I know that compression is not a good candidate for parallel programming.
But in my case, I need to compress chunks of 32KB data blocks. Each data block
is unrelated and should be compressed separately.
There are performance limits on doing this on a regular CPU. Is the GPU worth evaluating.??
Secondly, which compression algorithms should be good in this case? LZ77, LZW etc
or maybe even ‘burrow wheeler transform’ followed by entropy encoding.
If compression is a good candidate, is it a good idea to split work among 32 threads of a warp.
by this i mean, 30 threads fetch data into the shared memory, and 2 threads do the actual compression!!
(Atleast techniques like this could improve memory latency issues??!)
You might want to start with a simple algorithm, for example with a static huffman compression (for a known distribution of input symbol probabilities). The difficult part is how to generate a single bit stream from many parallel threads.
A first CUDA kernel could determine all the code words in a parallel fashion (This can be done with a simple table lookup) and a second kernel could generate a compact bit stream from this. Ideally the multiprocessors would each be assigned one 32k block, so the overall speed scales with the amount of multiprocessors processors you have.
Investigating arithmetic coding on the GPU could be a very interesting topic as well. Taking into account that the nvidia GPUs are faster in floating point arithmetic than in 32 bit integer arithmetic, the probability intervals could be expressed as floats instead of ints.
Again, the problem remains that it will be difficult to generate a bit stream from the input data. Maybe each thread could generate its own bit stream, concatenating them all at the end. But you would also need to write an index for the decoder, describing the offsets where each thread’s bit stream is located in the compressed file. Otherwise there would be no way to decode it in a parallel manner.
This seems to be a general problem with bit streams written by a serial encoder. Without an index describing the location of independently decodable blocks, a parallel decoder is almost impossible to implement efficiently. For example decoding a JPEG image on a GPU, exploiting parallelism is hard. There is almost no way to tell where the JPEG’s minimum coded units (the 8x8 DCT blocks) are located in the bit stream without having decoded all previous MCUs. One could try to guess, but it wastes computation cycles whenever a wrong guess was made.
So a parallel algorithm designed for a GPU would have to include some hiting, indicating where the independently decodable units start (sync markers would work, or an index at the beginning of the file).
If you use huffman compression, juste putting the Huffman table on Constant and then sending 256 blocks/ Multiprocessor, INTERLEAVED 256X to enable coalesced read, and you are done. 8MB DATA per Multiprocessor will go up to 240MB for a GTX 285 so seems any implementation will handle that, and with coalesced READS, you will use 100% of your CPU cycles.
Just think about cocatenating your output per 128bits blocks within registers to write them down not too often.
You may use the macro-threading idea to have a separated warp (or two) that will write-back the compressed data to Global Memory :-)

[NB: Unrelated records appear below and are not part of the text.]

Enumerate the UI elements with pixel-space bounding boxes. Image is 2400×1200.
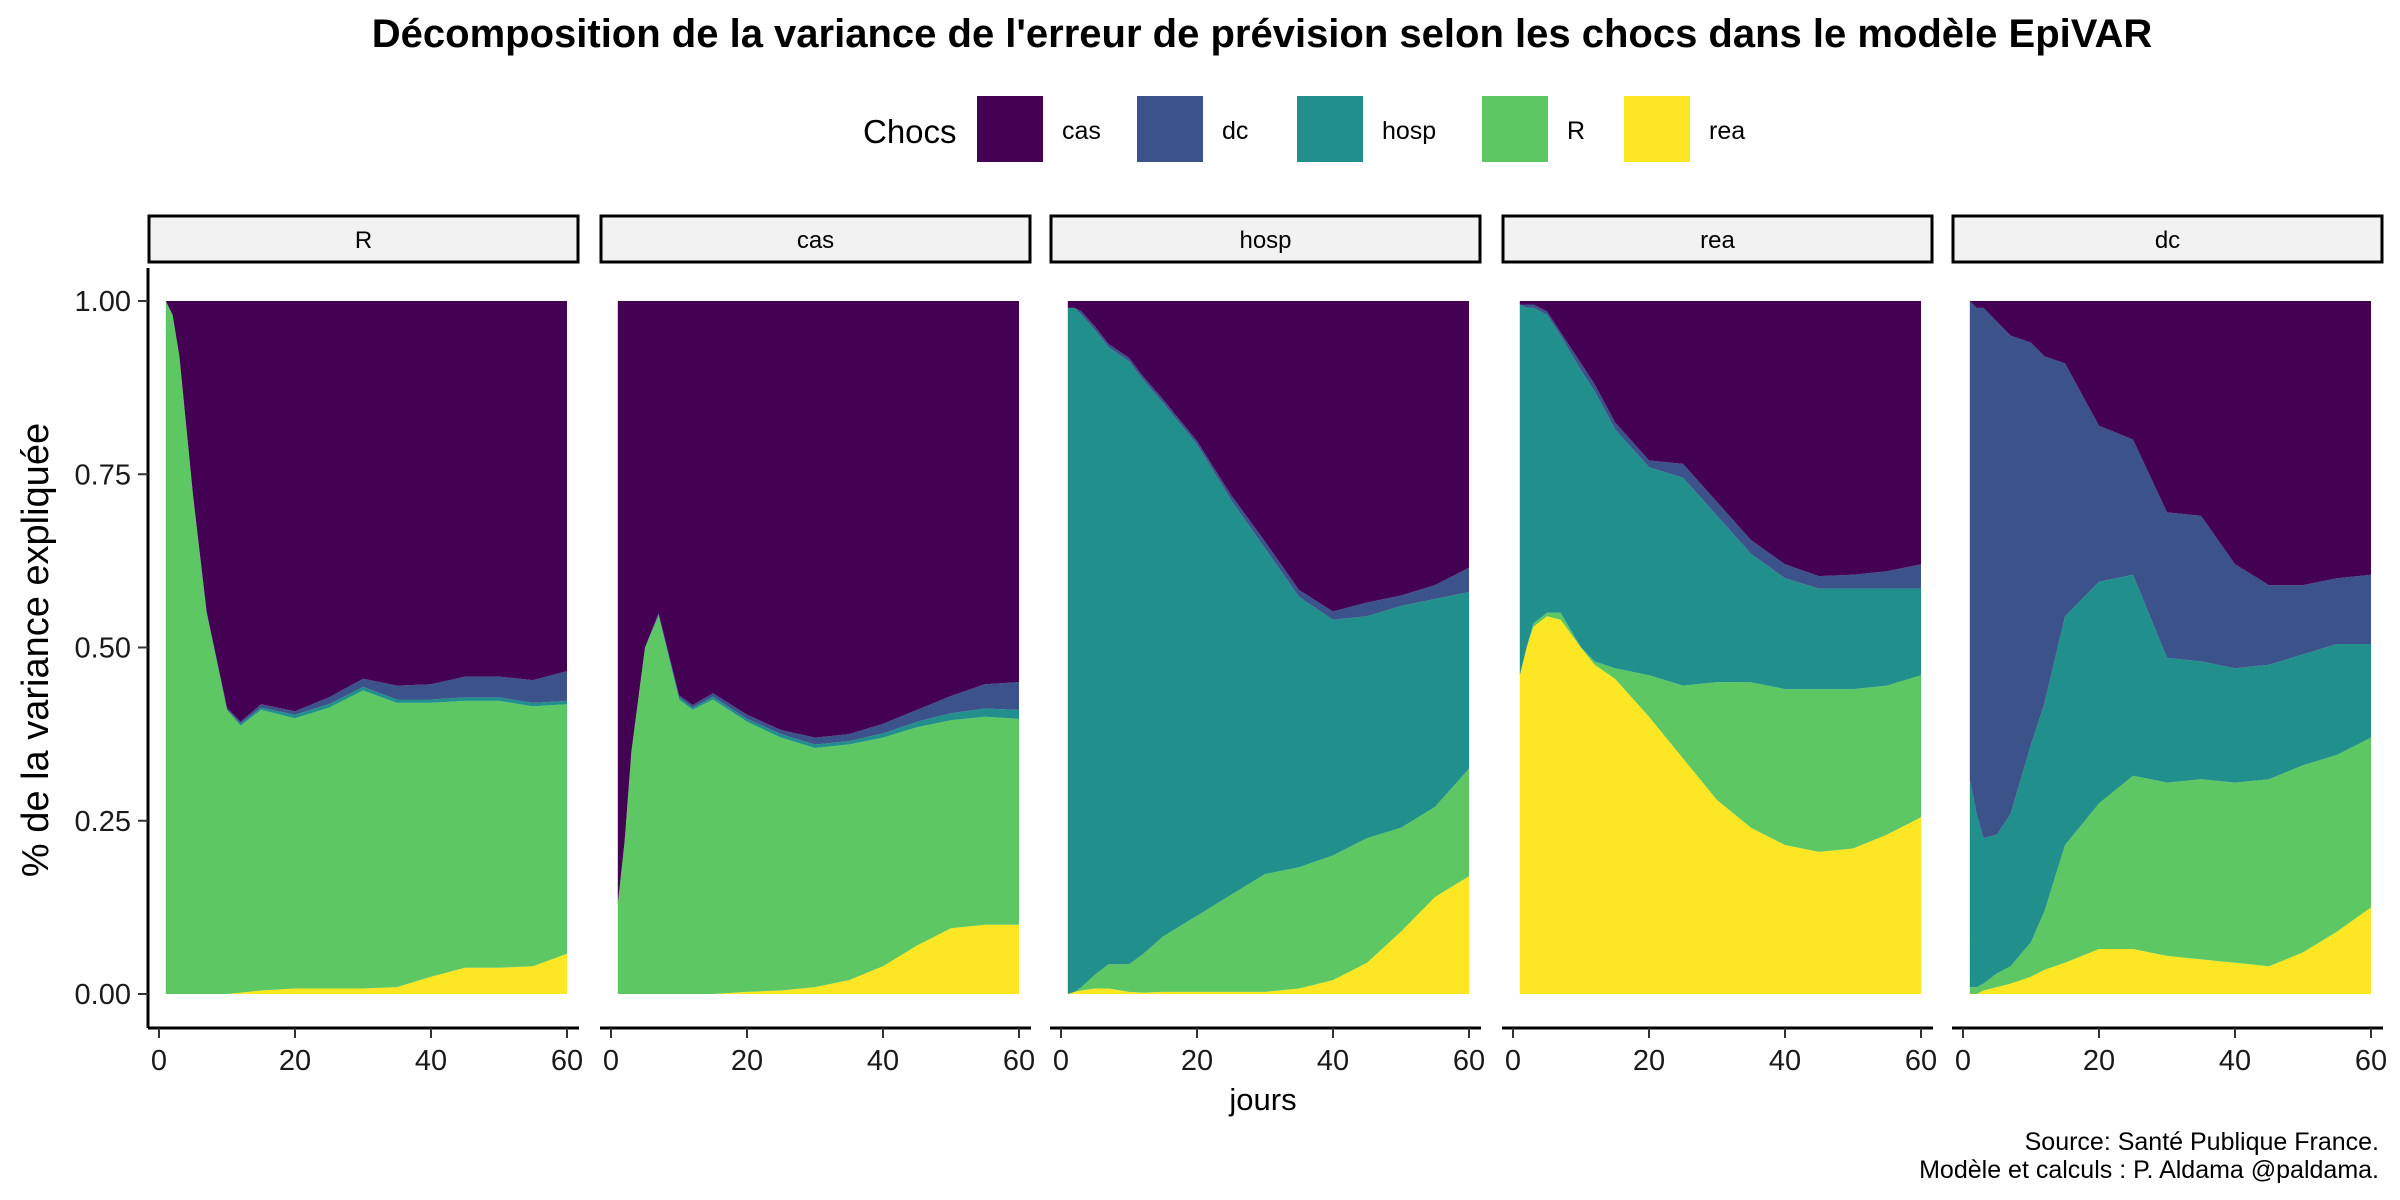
area-dc-rea: [1519, 304, 1921, 589]
area-R-dc: [1969, 737, 2371, 994]
x-tick-label: 40: [1317, 1045, 1349, 1077]
x-tick-label: 40: [867, 1045, 899, 1077]
y-tick-label: 1.00: [75, 286, 131, 318]
panel-strip-label: rea: [1700, 227, 1735, 254]
y-axis-label: % de la variance expliquée: [15, 423, 57, 877]
x-tick-label: 60: [1453, 1045, 1485, 1077]
panel-strip-label: cas: [797, 227, 834, 254]
legend-swatch-R: [1482, 96, 1548, 162]
area-rea-hosp: [1067, 876, 1469, 994]
legend-label-cas: cas: [1062, 117, 1101, 145]
panel-strip: [147, 214, 580, 264]
x-tick-label: 20: [1633, 1045, 1665, 1077]
panel-strip-label: dc: [2155, 227, 2180, 254]
x-tick-label: 20: [2083, 1045, 2115, 1077]
x-tick-label: 0: [1505, 1045, 1521, 1077]
area-hosp-rea: [1519, 304, 1921, 690]
panel-strip: [1951, 214, 2384, 264]
legend-label-dc: dc: [1222, 117, 1248, 145]
x-tick-label: 60: [1003, 1045, 1035, 1077]
panel-rea: rea 0 20 40 60: [1501, 214, 1937, 1077]
x-axis-label: jours: [1228, 1082, 1296, 1117]
area-dc-dc: [1969, 301, 2371, 839]
panel-strip: [1501, 214, 1934, 264]
legend-label-hosp: hosp: [1382, 117, 1436, 145]
x-tick-label: 20: [279, 1045, 311, 1077]
area-cas-dc: [1969, 301, 2371, 586]
legend-label-rea: rea: [1709, 117, 1745, 145]
x-tick-label: 40: [2219, 1045, 2251, 1077]
source-note-line2: Modèle et calculs : P. Aldama @paldama.: [1919, 1156, 2379, 1184]
y-tick-label: 0.00: [75, 979, 131, 1011]
area-R-cas: [617, 616, 1019, 994]
area-rea-R: [165, 953, 568, 994]
panel-dc: dc 0 20 40 60: [1951, 214, 2387, 1077]
panel-strip-label: R: [355, 227, 372, 254]
area-dc-hosp: [1067, 307, 1469, 620]
source-note-line1: Source: Santé Publique France.: [2025, 1128, 2379, 1156]
area-R-R: [165, 301, 568, 994]
area-R-hosp: [1067, 768, 1469, 994]
legend-title: Chocs: [863, 113, 957, 150]
x-tick-label: 60: [2355, 1045, 2387, 1077]
x-tick-label: 40: [1769, 1045, 1801, 1077]
chart-title: Décomposition de la variance de l'erreur…: [372, 12, 2153, 56]
panel-hosp: hosp 0 20 40 60: [1049, 214, 1485, 1077]
area-cas-cas: [617, 301, 1019, 904]
area-rea-dc: [1969, 907, 2371, 994]
x-tick-label: 40: [415, 1045, 447, 1077]
area-dc-R: [165, 301, 568, 724]
panel-strip-label: hosp: [1239, 227, 1291, 254]
y-tick-label: 0.25: [75, 806, 131, 838]
x-tick-label: 0: [1955, 1045, 1971, 1077]
area-rea-cas: [617, 924, 1019, 994]
x-tick-label: 0: [1053, 1045, 1069, 1077]
x-tick-label: 20: [731, 1045, 763, 1077]
x-tick-label: 60: [551, 1045, 583, 1077]
area-rea-rea: [1519, 616, 1921, 994]
x-tick-label: 60: [1905, 1045, 1937, 1077]
x-tick-label: 20: [1181, 1045, 1213, 1077]
area-cas-R: [165, 301, 568, 722]
area-hosp-hosp: [1067, 307, 1469, 994]
legend-swatch-hosp: [1297, 96, 1363, 162]
y-tick-label: 0.50: [75, 633, 131, 665]
legend-swatch-rea: [1624, 96, 1690, 162]
legend-swatch-cas: [977, 96, 1043, 162]
panel-cas: cas 0 20 40 60: [599, 214, 1035, 1077]
area-R-rea: [1519, 612, 1921, 852]
area-hosp-dc: [1969, 574, 2371, 988]
legend-swatch-dc: [1137, 96, 1203, 162]
panel-strip: [599, 214, 1032, 264]
y-axis: 0.00 0.25 0.50 0.75 1.00: [75, 268, 150, 1028]
x-tick-label: 0: [603, 1045, 619, 1077]
y-tick-label: 0.75: [75, 459, 131, 491]
legend-label-R: R: [1567, 117, 1585, 145]
area-cas-hosp: [1067, 301, 1469, 612]
x-tick-label: 0: [151, 1045, 167, 1077]
panel-strip: [1049, 214, 1482, 264]
area-cas-rea: [1519, 301, 1921, 577]
panel-R: R 0 20 40 60: [147, 214, 583, 1077]
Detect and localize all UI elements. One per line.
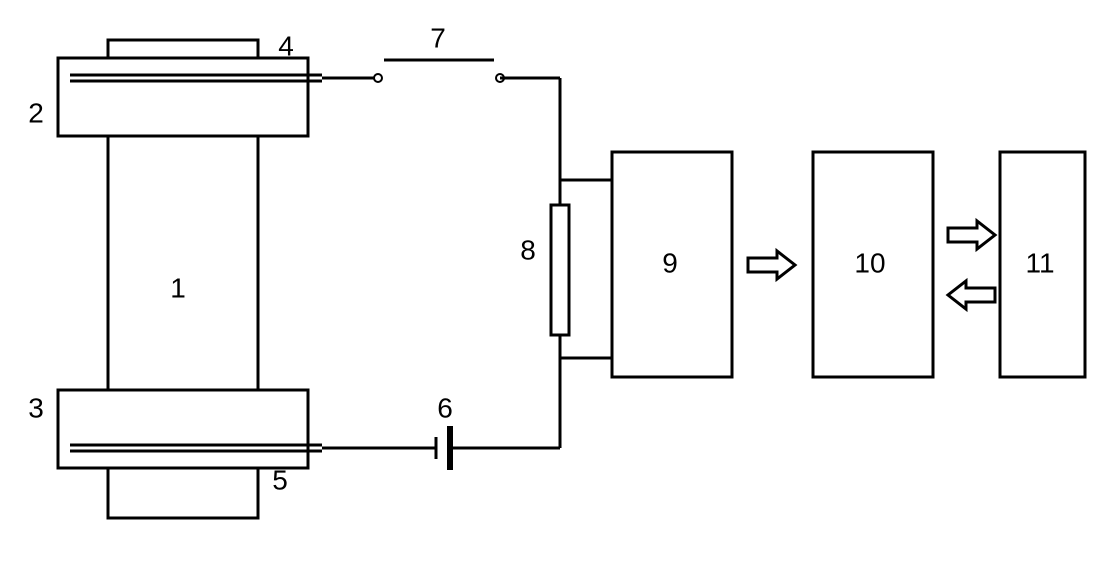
label-11: 11 bbox=[1025, 247, 1054, 278]
label-10: 10 bbox=[854, 247, 885, 278]
arrow-10-to-11 bbox=[948, 221, 995, 249]
arrow-9-to-10 bbox=[748, 251, 795, 279]
label-5: 5 bbox=[272, 464, 288, 495]
arrow-11-to-10 bbox=[948, 281, 995, 309]
label-6: 6 bbox=[437, 392, 453, 423]
label-7: 7 bbox=[430, 22, 446, 53]
block-2 bbox=[58, 58, 308, 136]
switch-terminal-a bbox=[374, 74, 382, 82]
block-3 bbox=[58, 390, 308, 468]
label-2: 2 bbox=[28, 97, 44, 128]
resistor-8 bbox=[551, 205, 569, 335]
label-3: 3 bbox=[28, 392, 44, 423]
label-8: 8 bbox=[520, 234, 536, 265]
label-1: 1 bbox=[170, 272, 186, 303]
label-4: 4 bbox=[278, 30, 294, 61]
label-9: 9 bbox=[662, 247, 678, 278]
schematic-diagram: 1 2 3 4 5 6 7 8 9 10 11 bbox=[0, 0, 1106, 566]
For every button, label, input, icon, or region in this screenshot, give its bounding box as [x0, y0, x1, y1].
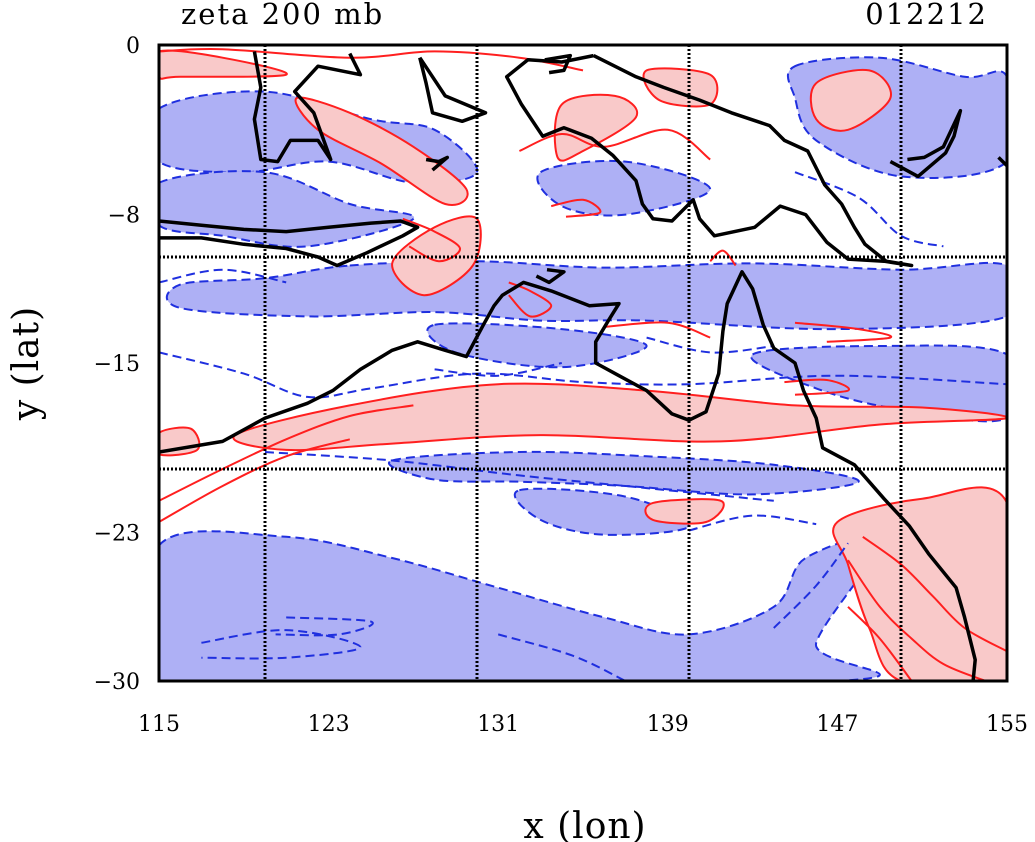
- positive-vorticity-contour: [159, 47, 584, 72]
- negative-vorticity-region: [750, 344, 1007, 423]
- positive-vorticity-region: [232, 382, 1007, 452]
- y-tick-labels: 0 −8 −15 −23 −30: [94, 34, 140, 695]
- x-tick-label: 155: [986, 712, 1028, 737]
- coastline: [504, 53, 914, 268]
- negative-vorticity-region: [165, 260, 1007, 331]
- negative-vorticity-contour: [688, 514, 817, 532]
- coastline: [544, 53, 573, 75]
- coastline: [418, 56, 488, 124]
- coastline-contours: [159, 51, 1007, 681]
- positive-vorticity-contour: [604, 321, 711, 339]
- coastline: [252, 51, 363, 164]
- positive-vorticity-contour: [159, 438, 351, 523]
- x-tick-label: 131: [477, 712, 519, 737]
- positive-vorticity-region: [809, 68, 892, 132]
- positive-vorticity-region: [644, 498, 725, 525]
- positive-vorticity-contour: [784, 378, 851, 396]
- negative-vorticity-contour: [201, 629, 362, 660]
- negative-vorticity-contour: [646, 336, 774, 354]
- x-tick-label: 123: [308, 712, 350, 737]
- positive-vorticity-contour: [159, 404, 414, 502]
- positive-vorticity-contour: [402, 217, 461, 263]
- positive-vorticity-contour: [847, 559, 987, 681]
- y-axis-label: y (lat): [6, 306, 47, 421]
- y-tick-label: −15: [94, 352, 140, 377]
- y-tick-label: −8: [108, 204, 140, 229]
- negative-vorticity-contour: [773, 542, 849, 629]
- chart-title: zeta 200 mb: [181, 0, 384, 31]
- chart-date-stamp: 012212: [865, 0, 988, 31]
- negative-vorticity-contour: [497, 633, 626, 681]
- positive-vorticity-contour: [847, 606, 913, 681]
- negative-vorticity-region: [388, 450, 860, 496]
- coastline: [535, 267, 566, 285]
- x-axis-label: x (lon): [523, 806, 646, 842]
- negative-vorticity-region: [513, 487, 691, 536]
- x-tick-label: 139: [647, 712, 689, 737]
- positive-vorticity-contour: [550, 198, 602, 218]
- coastline: [425, 155, 450, 172]
- y-tick-label: −23: [94, 522, 140, 547]
- negative-vorticity-contour: [159, 268, 287, 284]
- positive-vorticity-contour: [862, 535, 1007, 653]
- lat-lon-gridlines: [159, 45, 1007, 681]
- x-tick-label: 115: [138, 712, 180, 737]
- x-tick-label: 147: [816, 712, 858, 737]
- positive-vorticity-region: [553, 93, 639, 162]
- negative-vorticity-contour: [159, 351, 1007, 399]
- negative-vorticity-contour: [264, 451, 774, 502]
- positive-vorticity-contour: [794, 321, 893, 343]
- coastline: [159, 270, 977, 681]
- plot-frame: [157, 43, 1009, 683]
- x-tick-labels: 115 123 131 139 147 155: [138, 712, 1028, 737]
- positive-vorticity-region: [294, 96, 469, 206]
- positive-vorticity-region: [159, 49, 288, 80]
- y-tick-label: 0: [126, 34, 140, 59]
- negative-vorticity-fill: [159, 56, 1007, 681]
- negative-vorticity-contour: [434, 362, 562, 377]
- negative-vorticity-region: [159, 530, 881, 681]
- negative-vorticity-contour: [275, 616, 374, 637]
- coastline: [889, 108, 963, 179]
- plot-area: [159, 45, 1007, 681]
- y-tick-label: −30: [94, 670, 140, 695]
- positive-vorticity-contour: [508, 281, 553, 318]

Ah, that’s a good idea to let each thread generate its very own stream instead of trying to concatenate the thread output with some sort of “stream compaction”, as I had intended
I disagree on the use of constant memory though - it will exhibit suboptimal performance when different threads access different locations. Maybe a use of texture memory might be better for the code tables? The most probable codewords should be spatially close together in the texture. Using a 2D texture would allow to use 2nd order huffman coding, for example for text compression where you have certain pairs of letters that occur more frequently than others.
I think that the right approach for compression on parallel architectures would involve a from-scratch redesign of the algorithms involved.
The core of lossless data compression is identifying redundancy in the data. This is done using a combination of clever schemes for run length encoding and huffman encoding.
For example, for the LZ family: “Many algorithms forward scan the input buffer and match it against a dictionary it maintains. It will scan into the buffer until it cannot find a match in the dictionary. At this point it will output the location of the word in the dictionary, if one is available, the match length and the character that caused a match failure. The resulting word is then added to the dictionary.”
For a parallel algorithm, the basic principles would remain the same. You would still want to identify and exploit redundancy in the data. However, you would probably want to make the identification of redundant data decomposable and hierarchical. Maybe start by building up intermediate results (word/pattern/phrase frequencies) in parallel, then barrier, share the generated dictionaries, and identify redundancy in the dictionaries rather than in the input data. Repeat multiple stages of this until you get diminishing returns.
Blocking schemes will not be sufficient here, redundant information will need to be identified and shared among blocks. We really need two subproblems to be solved:
Building a dictionary in parallel.
Performing entropy encoding (alphabet generation) in parallel.
The quality of the dictionaries and alphabets generated need to be on par with existing sequential algorithms, and the algorithms need to be scalable to millions of threads. This is will be the most significant result, and clever schemes (e.g. never materializing the dictionary) will follow.
There is obviously a lot of work that needs to be done. We need an expert on this topic or someone to put in enough time to become an expert. NVIDIA, Intel, AMD, etc should step up and fund a multi-year thesis on this topic.